Au troisième essai, cela a enfin fonctionné: Marina a voyagé de nuit en car de l’ouest de la Pologne vers la Suisse, a visité les chutes du Rhin, la ville de Lucerne et le Mont Pilate. Au programme de la deuxième journée de son voyage organisé: les chutes d’eau de Lauterbrunnen, puis la ville de Berne – et donc les retrouvailles tant attendues avec sa fille et sa petite-fille.
Elles lui ont fait visiter la ville, où le drapeau ukrainien flotte au-dessus de l’Erlacherhof, siège des autorités municipales, et bien sûr aussi ma maison, dans laquelle elles habitent depuis fin mars. Le car a quitté Berne à minuit; les adieux ont été émouvants. Dix-huit heures plus tard, Marina était de retour en Pologne, juste avant de commencer son travail de nuit dans une usine de transformation de la viande.
A Berne, pendant ce temps, Polina (11 ans) est en vacances scolaires. Elle fait la grasse matinée, téléphone à son père, à ses grands-mères, à son amie. Elle s’entraîne aussi à faire du vélo.
Et nous avons reçu la visite de l’autorité cantonale compétente pour les personnes en quête de protection. Avec l’aide d’une traductrice ukrainienne, une éducatrice sociale s’est enquise de notre état de santé et a inspecté le logement.
Fuite à la campagne
Un matin, Viktoriia me montre une fois de plus des photos de sa ville. Cette fois-ci, c’est un bâtiment commercial du centre qui a été touché; une autre fois, c’était le stade et auparavant encore un bâtiment administratif. Située sur la route principale entre Odessa et la ville de Kherson contrôlée par la Russie, Mykolaïv est plus ou moins sous le feu permanent des bombardements. Le président ukrainien Volodymyr Zelensky a annoncé une contre-offensive dans le sud du pays et a demandé aux civils de quitter la ville.

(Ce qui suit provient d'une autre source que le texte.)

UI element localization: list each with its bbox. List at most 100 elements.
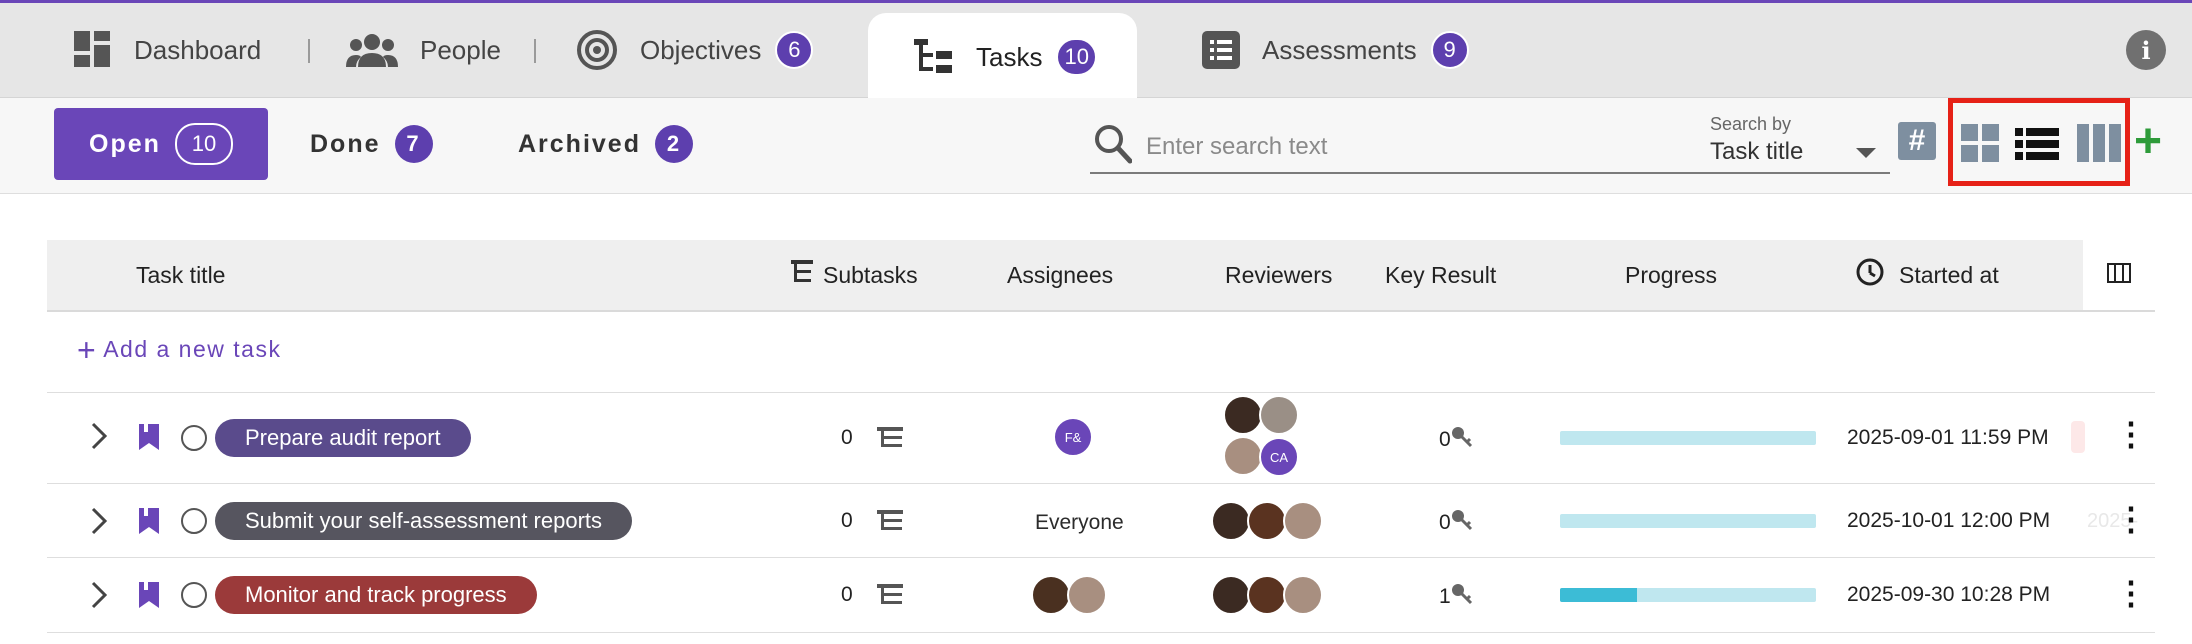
status-tab-open[interactable]: Open 10 [54, 108, 268, 180]
list-view-icon[interactable] [2015, 128, 2059, 165]
chevron-down-icon[interactable] [1856, 148, 1876, 158]
column-header-label: Subtasks [823, 261, 918, 288]
search-input[interactable] [1144, 132, 1668, 162]
tab-label: Dashboard [134, 34, 262, 65]
status-tab-done[interactable]: Done 7 [310, 108, 433, 180]
columns-icon [2107, 262, 2131, 289]
add-task-button[interactable]: + [2134, 118, 2162, 166]
table-row[interactable]: Monitor and track progress 0 1 2025-09-3… [47, 558, 2155, 633]
hash-icon[interactable]: # [1898, 122, 1936, 160]
chevron-right-icon[interactable] [89, 421, 109, 451]
status-tab-label: Open [89, 129, 161, 158]
tab-tasks[interactable]: Tasks 10 [868, 13, 1137, 101]
assignees-group[interactable] [1031, 575, 1107, 615]
tasks-tree-icon [914, 39, 954, 75]
search-by-select[interactable]: Task title [1710, 138, 1803, 166]
chevron-right-icon[interactable] [89, 506, 109, 536]
people-icon [346, 33, 398, 67]
status-tab-label: Done [310, 129, 381, 158]
complete-task-checkbox[interactable] [181, 582, 207, 608]
task-toolbar: Open 10 Done 7 Archived 2 Search by Task… [0, 98, 2192, 194]
search-bar: Search by Task title [1090, 114, 1890, 174]
key-icon [1451, 583, 1473, 611]
open-count-badge: 10 [174, 123, 233, 165]
progress-bar [1560, 514, 1816, 528]
more-options-icon[interactable]: ⋮ [2115, 494, 2147, 544]
tab-assessments[interactable]: Assessments 9 [1202, 3, 1469, 97]
bookmark-icon[interactable] [139, 508, 159, 534]
avatar [1211, 575, 1251, 615]
complete-task-checkbox[interactable] [181, 425, 207, 451]
key-icon [1451, 509, 1473, 537]
bookmark-icon[interactable] [139, 582, 159, 608]
chevron-right-icon[interactable] [89, 580, 109, 610]
column-header-key-result[interactable]: Key Result [1385, 240, 1496, 310]
started-at: 2025-09-30 10:28 PM [1847, 583, 2051, 606]
subtasks-icon[interactable] [877, 427, 903, 449]
reviewers-group[interactable] [1211, 575, 1323, 615]
add-new-task-label: Add a new task [103, 336, 282, 362]
complete-task-checkbox[interactable] [181, 508, 207, 534]
avatar: F& [1053, 417, 1093, 457]
add-new-task-link[interactable]: + Add a new task [77, 331, 282, 368]
search-icon [1094, 124, 1133, 169]
avatar [1211, 501, 1251, 541]
key-result-count[interactable]: 1 [1439, 583, 1473, 611]
status-tab-archived[interactable]: Archived 2 [518, 108, 693, 180]
subtask-count: 0 [841, 426, 853, 449]
progress-bar [1560, 588, 1816, 602]
clock-icon [1855, 257, 1885, 293]
avatar [1031, 575, 1071, 615]
subtask-count: 0 [841, 509, 853, 532]
task-title[interactable]: Submit your self-assessment reports [215, 502, 633, 540]
info-icon[interactable]: i [2126, 30, 2166, 70]
tasks-count-badge: 10 [1056, 38, 1097, 76]
done-count-badge: 7 [394, 125, 433, 163]
subtasks-icon [791, 260, 813, 290]
tab-dashboard[interactable]: Dashboard [74, 3, 261, 97]
tab-label: Tasks [976, 41, 1043, 72]
target-icon [576, 29, 618, 71]
column-header-started-at[interactable]: Started at [1855, 240, 1999, 310]
column-header-assignees[interactable]: Assignees [1007, 240, 1113, 310]
assignees-everyone[interactable]: Everyone [1035, 511, 1124, 535]
reviewers-group[interactable] [1211, 501, 1323, 541]
objectives-count-badge: 6 [775, 31, 814, 69]
more-options-icon[interactable]: ⋮ [2115, 568, 2147, 618]
plus-icon: + [77, 331, 98, 368]
status-indicator [2071, 421, 2085, 453]
table-row[interactable]: Prepare audit report 0 F& CA 0 2025-09-0… [47, 393, 2155, 484]
column-header-progress[interactable]: Progress [1625, 240, 1717, 310]
bookmark-icon[interactable] [139, 424, 159, 450]
search-by-label: Search by [1710, 114, 1792, 134]
status-tab-label: Archived [518, 129, 641, 158]
assessments-count-badge: 9 [1430, 31, 1469, 69]
task-table-header: Task title Subtasks Assignees Reviewers … [47, 240, 2155, 312]
progress-bar [1560, 431, 1816, 445]
column-header-task-title[interactable]: Task title [136, 240, 225, 310]
tab-label: People [420, 34, 501, 65]
column-header-reviewers[interactable]: Reviewers [1225, 240, 1332, 310]
task-title[interactable]: Monitor and track progress [215, 576, 537, 614]
assignees-group[interactable]: F& [1053, 417, 1093, 457]
tab-objectives[interactable]: Objectives 6 [576, 3, 814, 97]
column-header-subtasks[interactable]: Subtasks [791, 240, 918, 310]
grid-view-icon[interactable] [1961, 124, 1999, 167]
main-tab-bar: Dashboard People Objectives 6 Tasks 10 A… [0, 3, 2192, 101]
subtasks-icon[interactable] [877, 584, 903, 606]
avatar [1067, 575, 1107, 615]
view-mode-switcher [1948, 98, 2130, 186]
avatar [1259, 395, 1299, 435]
reviewers-group[interactable]: CA [1213, 395, 1313, 477]
task-title[interactable]: Prepare audit report [215, 419, 471, 457]
tab-people[interactable]: People [346, 3, 501, 97]
subtasks-icon[interactable] [877, 510, 903, 532]
more-options-icon[interactable]: ⋮ [2115, 409, 2147, 459]
column-view-icon[interactable] [2077, 124, 2121, 167]
tab-label: Objectives [640, 34, 762, 65]
key-result-count[interactable]: 0 [1439, 426, 1473, 454]
table-row[interactable]: Submit your self-assessment reports 0 Ev… [47, 484, 2155, 558]
avatar [1223, 395, 1263, 435]
column-settings-button[interactable] [2083, 240, 2155, 310]
key-result-count[interactable]: 0 [1439, 509, 1473, 537]
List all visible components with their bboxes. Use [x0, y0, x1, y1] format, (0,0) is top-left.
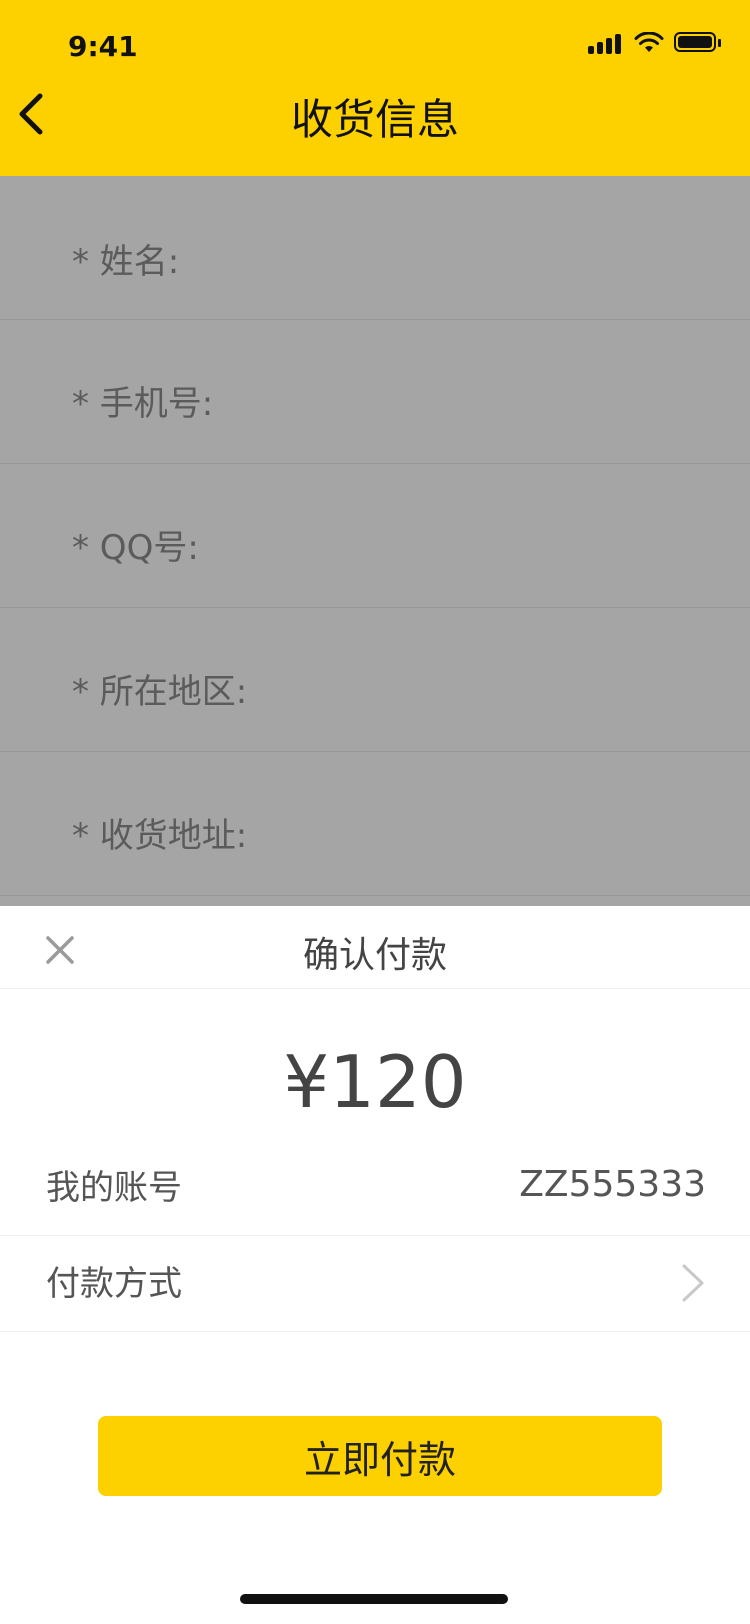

Pendant ce temps, Andreï, le mari de Viktoriia, a quitté le centre-ville avec ses parents pour s’installer dans la datcha familiale. Les fréquentes alertes à la bombe, les nombreuses heures passées dans la cave, les roquettes qui tombent du ciel, l’ambiance apocalyptique sont trop pesantes. A la campagne, on entend certes aussi des détonations, mais moins fort. De plus, l’approvisionnement en eau y est meilleur.
Viktoriia indique que son mari est épuisé, las de la guerre et qu’il perd tout espoir de voir cette guerre «si absurde» se terminer bientôt. Beaucoup d’infrastructures ont été détruites, la ville est déserte, les prix des denrées alimentaires ont grimpé en flèche; le lait, par exemple, est devenu cinq fois plus cher.
Impuissance et colère
Durant les premières semaines en Suisse, Viktoriia avait encore l’espoir que cette guerre se terminerait bientôt. Mais cela ne semble pas être le cas actuellement. C’est désespérant et cela la met en colère.
Pour évacuer ses sentiments d’impuissance et de stress, Viktoriia fait du jogging. Et cet effort matinal a une autre raison: pour chaque kilomètre parcouru, la société canadienne pour laquelle elle travaille comme coach informatique verse un dollar à l’armée ukrainienne.